Quote of the Day – Plus – Busing in Jefferson County Favored Whites
“The Courier Journal's review found the district's decisions, time and again, have tended to favor white and advantaged families at the expense of those in the West End — a pattern that continues today.”
(Quote from the Louisville Courier-Journal’s “Louisville’s desegregation myth: How a busing plan hurt Black communities it aimed to help” on February 3, 2021. Paywall free access version online here)
The Plus
First, a shout out to the Courier-Journal for pulling this very important series about busing in Louisville out from behind their paywall! This extensive series deserves a lot of attention, and not just in Louisville.

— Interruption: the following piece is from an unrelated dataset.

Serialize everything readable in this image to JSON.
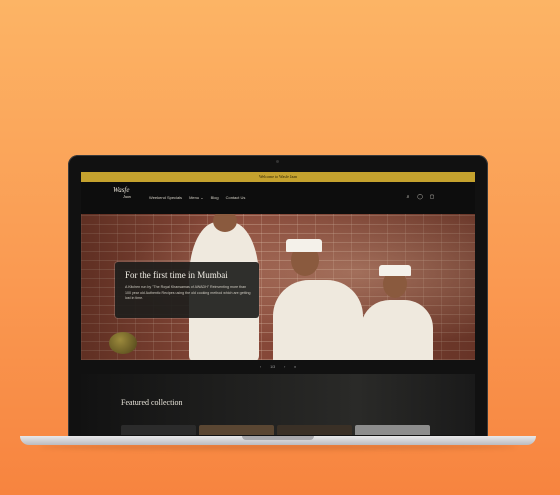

Regarding the quote above, this is another jaw-dropping admission, this time from the staff at the Courier-Journal who created this massive series, that the Jefferson County Public Schools’ (JCPS) busing plan just has not worked out for those it was most intended to help – the district’s Black families.
The article continues a few paragraphs later to say:
“In the 2000s and 2010s, Jefferson County continued to prioritize parent “choice,” assigning white and advantaged students to overcrowded East End schools rather than busing them west. The district also built four new schools — each of them in the far East End. Meanwhile, dozens of under-resourced and under-subscribed magnet programs in the west were left to flounder.”
The article then summarizes:
“Taken together, the district’s decisions effectively have squeezed the life out of public education in the West End — closing schools outright, turning them into hard-to-access magnets or leaving them hyper-segregated by race and class.”
Those are incredibly strong words. We didn’t write them. The Courier’s staff did. Louisville’s own hometown newspaper, which traditionally has seemed to favor busing in the past, has obviously come to a new revelation.
This provides still more amplification for concerns we’ve been voicing since we started our Blacks Falling Through Gaps report series back in 2012. Read the latest update, “FALLING BEHIND, Blacks Falling Through Gaps in Louisville’s Schools, A 2020 Update, here. As we summarized in our 2020 report:
“Clearly, if busing were going to work, it should have happened by now. The data in this update show that current performance remains seriously unacceptable, and it’s time for serious changes.”
It is finally becoming obvious that folks in Jefferson County are starting to figure this out. Our previous quote of the day from JCPS superintendent Marty Pollio and now these separate comments written by the Courier’s staff show folks in Louisville are finally figuring out that the district’s Black students have been paying the price for a long time for an intransigent defense of busing policies that clearly were not working.
It’s time for Louisville and the entire state to make this up to our largest city’s Black citizens and other disadvantaged students all across Kentucky. The right way to do this is to open up a lot more real school choice options for Black students, options that they can actually use and that are controlled by parents, not education bureaucrats. That includes creating charter schools and establishing Opportunity Scholarships so Blacks are no longer captivated by an education system that has been poorly serving their interests for decades.